If we look at it, we would not be able to say anything about why the network outputs a specific sentence for some input. We could not determine which internal associations were made. To Tay, which was presumably trained with some form of neural network, tokens like 'Hitler' or 'Race' are not encoded in some annotated category structure that we could strictly control. They are simply input tokens that activate some neurons to fire depending on how the network was trained. Tay's training mechanism exposed to the public the ability to train the model through the 'repeat after me' and generate arbitrary associations.
Tay is, of course, more than just a simple neural network, but this is the core of how training such models works. We cannot censor associations within the model if we don't know specific associations. We either have to censor the training (e.g. filtering the input) or the output.
The Future: Compositional Semantics
If you followed the article until here, you should now have somewhat of an understanding of what NLP can do. Statistical models (neural networks are a class of them) rule everything. The more data and computing power in the cloud, the more precise the machine translation, speech recognition, question answering and so forth. Both data and computing power are now available enough to have caused an NLP explosion. So what is next? A look at research in the past year gives us an idea of the shape of things to come. As explained above, most of the work prior to deep learning was focused (for practical reasons) on relatively short sequences of words. This enabled you to ask Siri questions, but limited conversational coherence.
Current research is trying to build a new generation by considering compositional semantics, that is, capturing the composite semantics of longer/multiple sequences (recent paper on this topic). By incorporating concepts of memory and attention, talking to machines will indeed feel more natural in the coming years. This is also what underpins Microsoft's new chat bot initiative.
I hope this article has cleared up some questions about NLP. The convergence of big data processing, cloud computing and deep learning has finally delivered a clear path towards natural conversation with machines. What does this mean for the market? First, I would like to say that I don't see a clear leader in NLP. Alphabet (NASDAQ:GOOG) (NASDAQ:GOOGL), Microsoft, IBM and Facebook (NASDAQ:FB) are all strongly equipped to exploit these advances, with maybe slightly different bleeding-edge expertise in each company. Amazon's Echo is a neat device, but I would still like to point out that this is more one-way querying than conversation. AWS is actually behind in offering machine learning services.

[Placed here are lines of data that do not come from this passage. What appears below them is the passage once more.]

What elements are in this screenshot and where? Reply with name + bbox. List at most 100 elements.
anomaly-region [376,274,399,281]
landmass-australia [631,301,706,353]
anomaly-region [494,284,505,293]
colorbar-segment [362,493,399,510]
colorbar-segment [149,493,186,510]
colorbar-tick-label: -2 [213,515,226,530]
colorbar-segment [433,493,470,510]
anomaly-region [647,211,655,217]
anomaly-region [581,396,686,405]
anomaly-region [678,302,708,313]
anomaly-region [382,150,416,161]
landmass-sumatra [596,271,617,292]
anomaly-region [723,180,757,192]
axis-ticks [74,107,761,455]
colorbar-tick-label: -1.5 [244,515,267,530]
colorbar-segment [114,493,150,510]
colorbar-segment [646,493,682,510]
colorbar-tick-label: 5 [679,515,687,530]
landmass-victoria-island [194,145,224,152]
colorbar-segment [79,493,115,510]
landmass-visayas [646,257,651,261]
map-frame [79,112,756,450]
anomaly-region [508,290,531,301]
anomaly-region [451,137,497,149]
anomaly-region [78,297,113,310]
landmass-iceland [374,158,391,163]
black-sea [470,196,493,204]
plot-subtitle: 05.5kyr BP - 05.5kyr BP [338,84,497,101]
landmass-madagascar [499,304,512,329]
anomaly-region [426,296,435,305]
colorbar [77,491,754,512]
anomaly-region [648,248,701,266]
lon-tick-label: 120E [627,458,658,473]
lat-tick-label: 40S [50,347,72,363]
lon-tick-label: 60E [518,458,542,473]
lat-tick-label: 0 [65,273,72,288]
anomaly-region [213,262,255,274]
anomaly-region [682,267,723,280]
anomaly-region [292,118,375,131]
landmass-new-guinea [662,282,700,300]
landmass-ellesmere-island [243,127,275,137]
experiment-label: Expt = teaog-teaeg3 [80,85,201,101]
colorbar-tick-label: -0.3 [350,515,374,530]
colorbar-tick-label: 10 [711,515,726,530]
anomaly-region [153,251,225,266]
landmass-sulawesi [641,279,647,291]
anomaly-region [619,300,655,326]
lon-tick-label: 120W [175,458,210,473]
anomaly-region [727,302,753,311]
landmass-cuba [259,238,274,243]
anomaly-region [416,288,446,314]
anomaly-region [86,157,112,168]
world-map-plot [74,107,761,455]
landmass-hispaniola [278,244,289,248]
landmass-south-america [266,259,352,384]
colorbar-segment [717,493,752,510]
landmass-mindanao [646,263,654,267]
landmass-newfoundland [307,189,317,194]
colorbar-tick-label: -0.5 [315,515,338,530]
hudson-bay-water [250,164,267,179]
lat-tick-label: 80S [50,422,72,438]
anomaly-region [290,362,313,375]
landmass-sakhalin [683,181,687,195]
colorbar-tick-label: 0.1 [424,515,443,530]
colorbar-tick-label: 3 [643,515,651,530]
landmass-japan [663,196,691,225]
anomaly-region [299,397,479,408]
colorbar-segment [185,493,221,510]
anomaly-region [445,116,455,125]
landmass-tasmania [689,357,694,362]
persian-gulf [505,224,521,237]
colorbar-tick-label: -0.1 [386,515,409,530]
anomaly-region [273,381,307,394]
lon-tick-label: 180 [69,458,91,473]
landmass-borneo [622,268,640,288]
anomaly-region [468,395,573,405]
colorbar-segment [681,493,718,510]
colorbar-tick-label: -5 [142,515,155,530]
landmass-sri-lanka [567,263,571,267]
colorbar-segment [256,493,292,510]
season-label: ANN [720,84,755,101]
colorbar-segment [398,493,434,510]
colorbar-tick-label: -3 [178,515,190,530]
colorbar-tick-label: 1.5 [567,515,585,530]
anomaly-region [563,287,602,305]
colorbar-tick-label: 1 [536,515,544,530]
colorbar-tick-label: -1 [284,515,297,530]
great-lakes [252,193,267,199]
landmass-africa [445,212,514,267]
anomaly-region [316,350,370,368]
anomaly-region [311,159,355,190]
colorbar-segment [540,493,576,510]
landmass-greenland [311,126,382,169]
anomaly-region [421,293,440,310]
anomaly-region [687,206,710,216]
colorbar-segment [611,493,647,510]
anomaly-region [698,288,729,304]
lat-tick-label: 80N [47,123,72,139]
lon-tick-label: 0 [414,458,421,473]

The point is that no company has a decisive technological advantage that would decide the race in NLP (this is different for other subfields of AI). This implies that soft factors will be decisive, e.g. finding the right product for the current and future market demand and selling it. Alphabet and Microsoft have just announced initiatives of selling language technology through cloud services. IBM is already doing this through the Watson Cloud. If there is enough interest, I might do a deeper analysis of Microsoft's new services in another article. Other than that, it currently looks like this will be more of an oligopoly. I think contributors stating Microsoft has taken the lead are overestimating Microsoft's marketing here. We will have to wait and see how these initiatives play out.
Disclosure: I/we have no positions in any stocks mentioned, and no plans to initiate any positions within the next 72 hours.
I wrote this article myself, and it expresses my own opinions. I am not receiving compensation for it (other than from Seeking Alpha). I have no business relationship with any company whose stock is mentioned in this article.